The present disclosure relates to papermaking. More particularly, the present disclosure relates to a papermaking machine for making a paper web, and associated methods.
Many attempts to combine the bulk-generating benefit of through drying with the dewatering efficiency of wet-pressing have been disclosed over the past 20 years. An example of such a process is disclosed in U.S. Pat. No. 6,287,426 issued Sep. 11, 2001 to Edwards et al., which is herein incorporated by reference. This process utilizes a high pressure dewatering nip formed between a felt and an impermeable belt to increase the wet web consistency to about 35 to 50 percent. The web adheres to and follows the impermeable belt as it exits the press nip. The dewatered web is then transferred to a structuring fabric with the aid of a vacuum roll to impart texture to the web prior to drying.

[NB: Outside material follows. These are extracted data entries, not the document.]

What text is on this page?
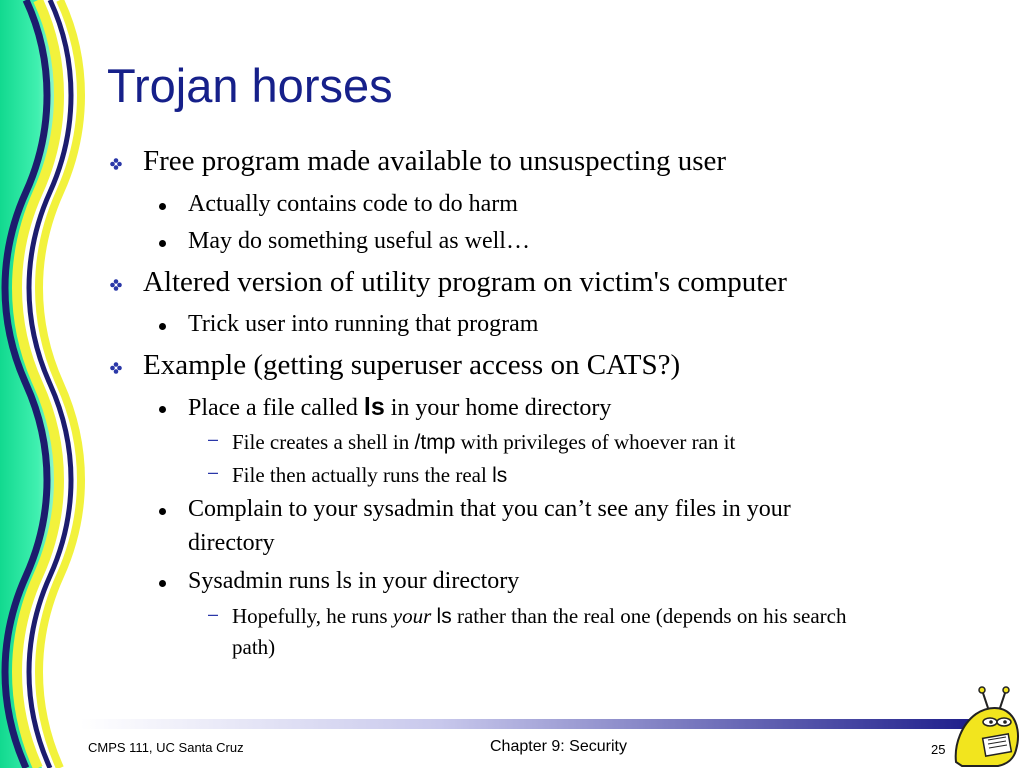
Trojan horses
Free program made available to unsuspecting user
Actually contains code to do harm
May do something useful as well…
Altered version of utility program on victim's computer
Trick user into running that program
Example (getting superuser access on CATS?)
Place a file called ls in your home directory
– File creates a shell in /tmp with privileges of whoever ran it
– File then actually runs the real ls
Complain to your sysadmin that you can’t see any files in your
directory
Sysadmin runs ls in your directory
– Hopefully, he runs your ls rather than the real one (depends on his search
path)
CMPS 111, UC Santa Cruz	Chapter 9: Security	25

Transfer belts having a regular or uniform grooved micro-structure on their surface running in the machine direction have been used for transferring a web from a press felt to a further downstream process. The grooved belt is compressed flat in the dewatering press nip, allowing the dewatered web to transfer to the belt, but then rebounds to its natural grooved state soon after leaving the press. While effective for relatively heavy basis weight webs, the use of such modified belts still is not effective for processing light-weight tissue webs at high speeds necessary for commercial applications because of the difficulty associated with transferring low basis weight wet webs, which have virtually no strength. A wet tissue web will not naturally make such a transfer because there is a thin water film between the tissue web and the belt surface that generates a high adhesion force between the two materials. Attempts to remove the fragile tissue web from the belt surface often result in torn webs.
Therefore, there is a need for an efficient method of making wet-pressed paper webs at high speeds.